I am implementing a Radial Basis Function in Halide, and while I have it running successfully it is quite slow. For each pixel I compute the distance, then take a weighted sum of this distance to produce the output. To loop over the weights I use an RDom (as seen below). In this implementation, every pixel computation requires reloading all of the many (3000+) weights, hence the slow speed.
My question is how to take advantage of Halide's scheduling functionality in this instance. My desire is to load some of the weights, compute partial weighted sums for a subset of the pixels, load the next set of weights, and continue to completion. This keeps locality for each smaller group of weights, and that kind of thing is exactly what Halide is built for. Unfortunately I haven't found anything for this specific problem. The RDom seems to be at a lower level of abstraction than the scheduling primitives, so its unclear how to schedule this.
Any alternative suggestions for weighted sum implementation in Halide are welcome. No need to do this with an RDom, I'm just not aware of any other way.

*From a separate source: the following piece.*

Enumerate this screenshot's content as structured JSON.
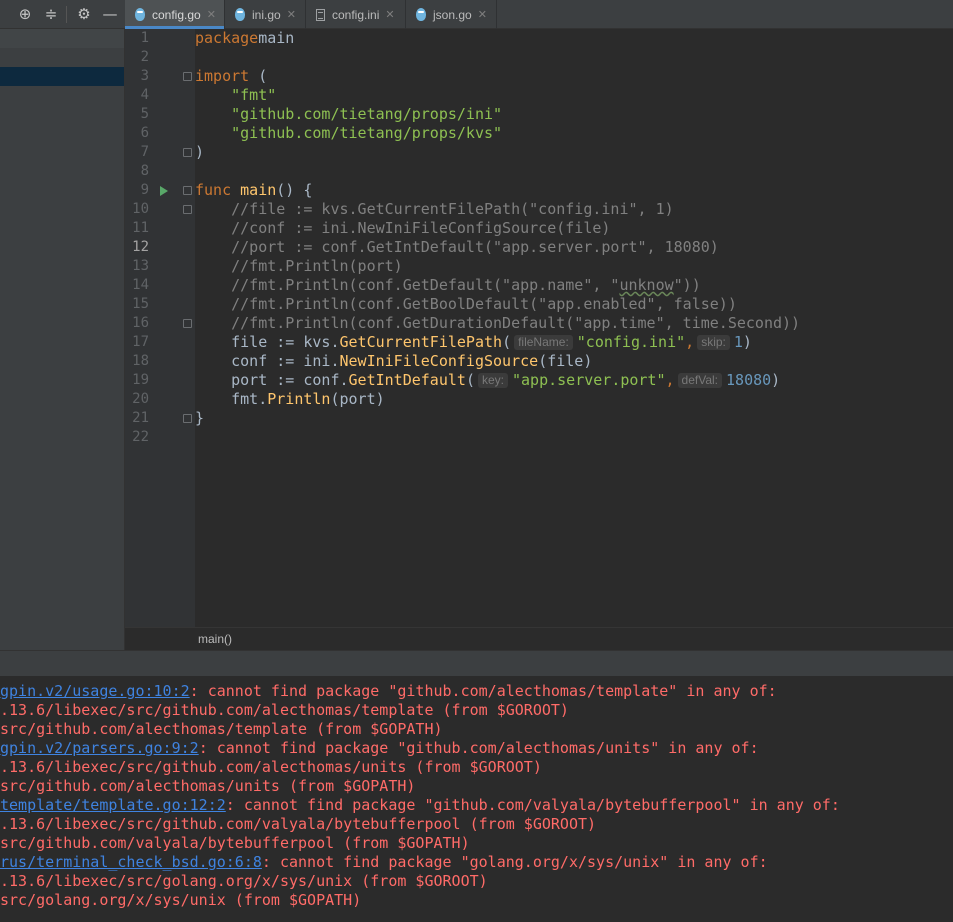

Func rbf_ctrl_pts("rbf_ctrl_pts");
// Initialization with all zero
rbf_ctrl_pts(x,y,c) = cast<float>(0);
// Index to iterate with
RDom idx(0,num_ctrl_pts);
// Loop code
// Subtract the vectors
Expr red_sub = (*in_func)(x,y,0) - (*ctrl_pts_h)(0,idx);
Expr green_sub = (*in_func)(x,y,1) - (*ctrl_pts_h)(1,idx);
Expr blue_sub = (*in_func)(x,y,2) - (*ctrl_pts_h)(2,idx);
// Take the L2 norm to get the distance
Expr dist = sqrt( red_sub*red_sub +
green_sub*green_sub +
blue_sub*blue_sub );
// Update persistant loop variables
rbf_ctrl_pts(x,y,c) = select( c == 0, rbf_ctrl_pts(x,y,c) +
( (*weights_h)(0,idx) * dist),
c == 1, rbf_ctrl_pts(x,y,c) +
( (*weights_h)(1,idx) * dist),
rbf_ctrl_pts(x,y,c) +
( (*weights_h)(2,idx) * dist));